Oliver seems happy working here. Pygmalion is huge, almost a whole city block stacked with books, and it is supremely well organized. Bright blocks of color on the ceiling mark out the sections and matching stripes run in tight patterns across the floor like a rainbow circuit board. When I arrived, Oliver was carrying an armload of heavy tomes toward the ANTHROPOLOGY shelves. Maybe his big build isn’t a linebacker’s after all; maybe it’s a librarian’s.

“So what’s a punch?” Oliver says. His knowledge of obscure objects doesn’t run quite so deep after you get past the twelfth century, but I am undeterred.

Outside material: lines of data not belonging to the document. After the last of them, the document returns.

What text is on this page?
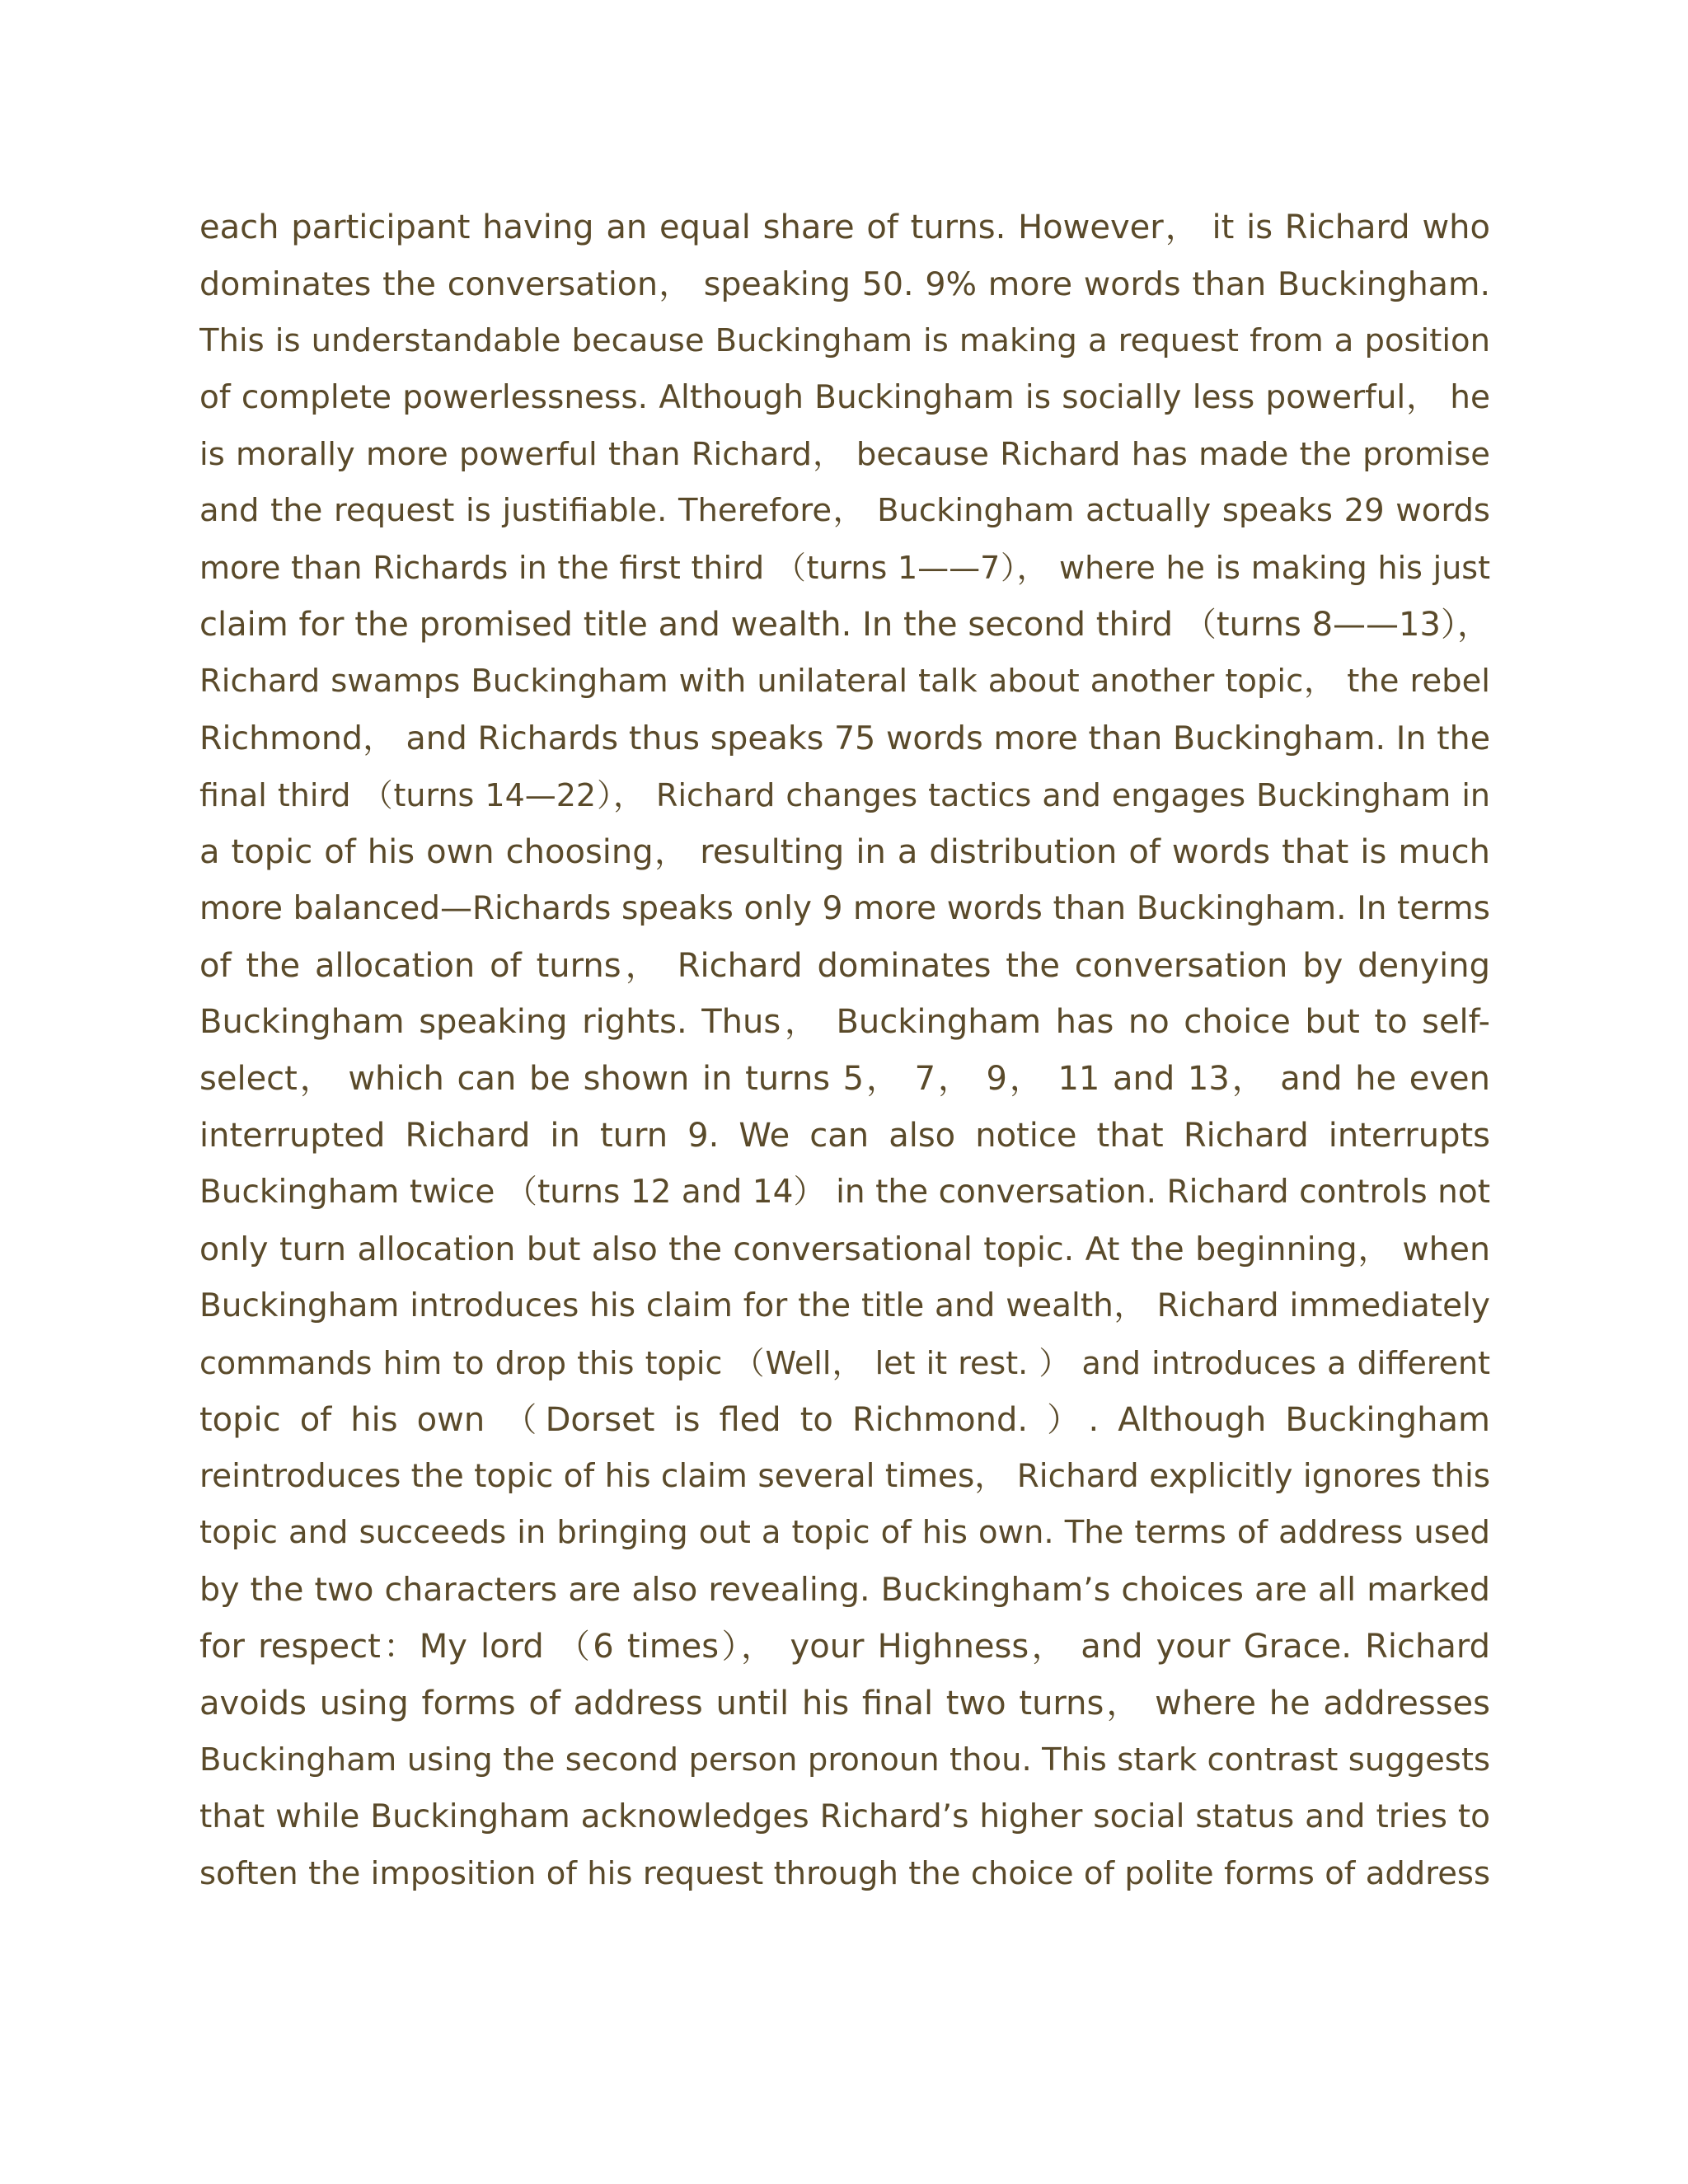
each participant having an equal share of turns. However， it is Richard who
dominates the conversation， speaking 50. 9% more words than Buckingham.
This is understandable because Buckingham is making a request from a position
of complete powerlessness. Although Buckingham is socially less powerful， he
is morally more powerful than Richard， because Richard has made the promise
and the request is justifiable. Therefore， Buckingham actually speaks 29 words
more than Richards in the first third （turns 1——7）， where he is making his just
claim for the promised title and wealth. In the second third （turns 8——13），
Richard swamps Buckingham with unilateral talk about another topic， the rebel
Richmond， and Richards thus speaks 75 words more than Buckingham. In the
final third （turns 14—22）， Richard changes tactics and engages Buckingham in
a topic of his own choosing， resulting in a distribution of words that is much
more balanced—Richards speaks only 9 more words than Buckingham. In terms
of the allocation of turns， Richard dominates the conversation by denying
Buckingham speaking rights. Thus， Buckingham has no choice but to self-
select， which can be shown in turns 5， 7， 9， 11 and 13， and he even
interrupted Richard in turn 9. We can also notice that Richard interrupts
Buckingham twice （turns 12 and 14） in the conversation. Richard controls not
only turn allocation but also the conversational topic. At the beginning， when
Buckingham introduces his claim for the title and wealth， Richard immediately
commands him to drop this topic （Well， let it rest. ） and introduces a different
topic of his own （Dorset is fled to Richmond. ）. Although Buckingham
reintroduces the topic of his claim several times， Richard explicitly ignores this
topic and succeeds in bringing out a topic of his own. The terms of address used
by the two characters are also revealing. Buckingham’s choices are all marked
for respect：My lord （6 times）， your Highness， and your Grace. Richard
avoids using forms of address until his final two turns， where he addresses
Buckingham using the second person pronoun thou. This stark contrast suggests
that while Buckingham acknowledges Richard’s higher social status and tries to
soften the imposition of his request through the choice of polite forms of address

I explain that the system of movable type relies on tiny metal characters that can be slotted into rows that stack up to make pages. For hundreds of years, the characters were made individually, each one cast by hand. To cast the characters, you needed an original model, carved from hard metal. That model was called a punch, and there was a punch for each letter.

Oliver is quiet for a moment, and his eyes have a distant look. Then he says, “So. I should tell you. There are really two kinds of objects in the world. This is going to sound sort of spacey, but … some things have an aura. Others don’t.”

Well, I’m banking on aura. “We’re talking about one of the key assets of a centuries-old cult here.”